Speaking at a recent energy innovation summit in Washington, D.C., William Caesar, an executive at Waste Management, declared that a lot of inventors and entrepreneurs are "screwed."

While the inherent challenges of building a company or commercializing a new technology certainly aren't news to startups, the context of Caesar's comments is notable.

Since 2007, Waste Management has made over two dozen investments in companies developing new recycling techniques, biofuels, chemicals and plasma gasification technologies. But with "no successes" so far, the company is restructuring its portfolio, divesting from some startups and looking to technologies that are closer to commercial scale.

If a massive waste services corporation with strong technical expertise, deep sales channels, and a market capitalization of $21 billion can't bring an innovative startup to scale, who can?

With only a handful of successful public exits in the cleantech space, a lot of entrepreneurs are looking to corporate partnerships or full-on acquisitions as an attractive opportunity to scale. Google's recent $3.2 billion acquisition of Nest was seen as the pinnacle of this trend -- a progressive corporate tech leader flush with cash buys an innovative startup and helps it attempt to take over the world of home automation. Could a startup ask for more?

But that acquisition was unique. Nest and Google already have a very similar culture and vision. And although hardware is central to Nest's business, its path to scale is far less capital-intensive than your typical cleantech company. Heck, some observers aren't even convinced that the Google-Nest partnership is a cleantech play at all.

The reality for most startups is that they won't be the next Nest -- they'll likely end up like CSP developer eSolar, or like the enhanced geothermal companies Potter Drilling and AltaRock.

Those three companies collectively pulled in tens of millions of dollars in R&D support from Google back in 2007 as part of the RE<C Initiative. But Google eventually ditched that strategy because the engineering and capital needs were too much to support. Like Waste Management, Google decided to invest in energy companies that were already close to commercial scale. 

Anecdotes don't prove a trend. However, the data shows that this experience is common across the entire sector. 

Last year, the Cleantech Group put out a report analyzing the relationships between cleantech startups and corporate investors. The group analyzed 86 corporate deals with cleantech startups over the last decade and found that distressed exits for both partnerships and direct investments were more common than successful ones, as this figure shows.

The report offers a fairly intuitive take on why startups and large corporations don't always succeed together: different cultures, timescales, approaches to leadership and growth strategies are all potential points of conflict. 

"Almost by definition, startups are willing to assume risks that their far more mature brethren would shun," write the authors. "Corporates are often willing to engage in disruptive early-stage R&D efforts, but moving such R&D out of the lab and into full-scale growth mode is typically seen as far more difficult in a corporation facing conflicting objectives and internal competition for corporate budget."

And when it comes time to face those difficulties when attempting to truly scale, clashes over risk acceptance can be a problem: "Startups are typically singularly focused and thus also risk a far more binary outcome between success and complete failure.
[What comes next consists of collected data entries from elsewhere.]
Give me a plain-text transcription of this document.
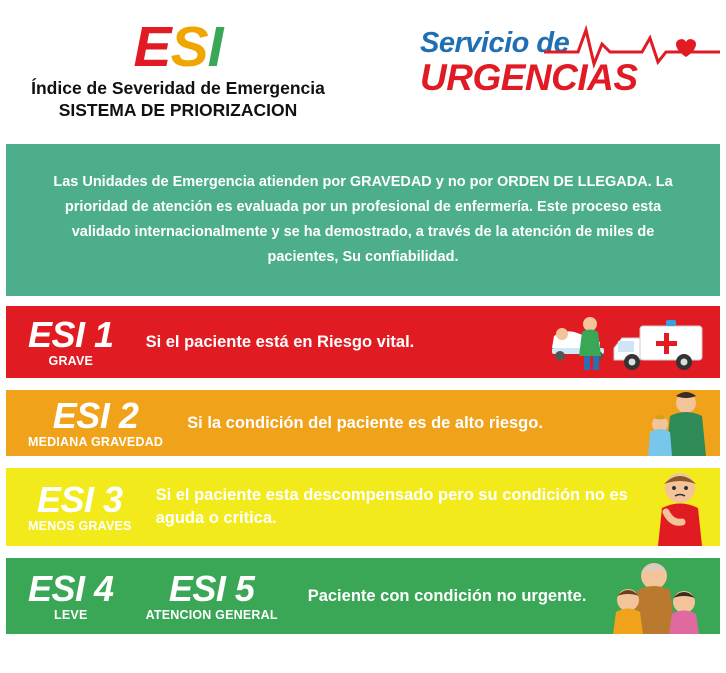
ESI
Índice de Severidad de Emergencia
SISTEMA DE PRIORIZACION
Servicio de
URGENCIAS

Las Unidades de Emergencia atienden por GRAVEDAD y no por ORDEN DE LLEGADA. La prioridad de atención es evaluada por un profesional de enfermería. Este proceso esta validado internacionalmente y se ha demostrado, a través de la atención de miles de pacientes, Su confiabilidad.

ESI 1
GRAVE
Si el paciente está en Riesgo vital.
ESI 2
MEDIANA GRAVEDAD
Si la condición del paciente es de alto riesgo.
ESI 3
MENOS GRAVES
Si el paciente esta descompensado pero su condición no es aguda o critica.
ESI 4
LEVE
ESI 5
ATENCION GENERAL
Paciente con condición no urgente.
The personalities of the executives and the employees best equipped to handle such binary outcomes are less likely to be successful in a more structured corporate environment."

This isn't to say that startups engaging with corporates on R&D, joint ventures or equity investments are destined to fail. Pulling in a corporate investor can be critical for companies seeking new sales channels, validation of their technology or trying to get a better sense of what's happening in the market. However, as corporations fill in the gap left by traditional venture capitalists pulling out of capital-intensive cleantech, positive results are far from assured. 

"There is not one silver bullet to developing a successful corporate relationship -- in short, it’s complicated. Corporate partnerships can be mutually beneficial to all parties, but simply having a partnership does not necessarily equate with success," concluded the authors.

Finding a corporate investor can be a big step for startups. But that doesn't insulate them from eventually getting "screwed" by market realities or poor matchmaking.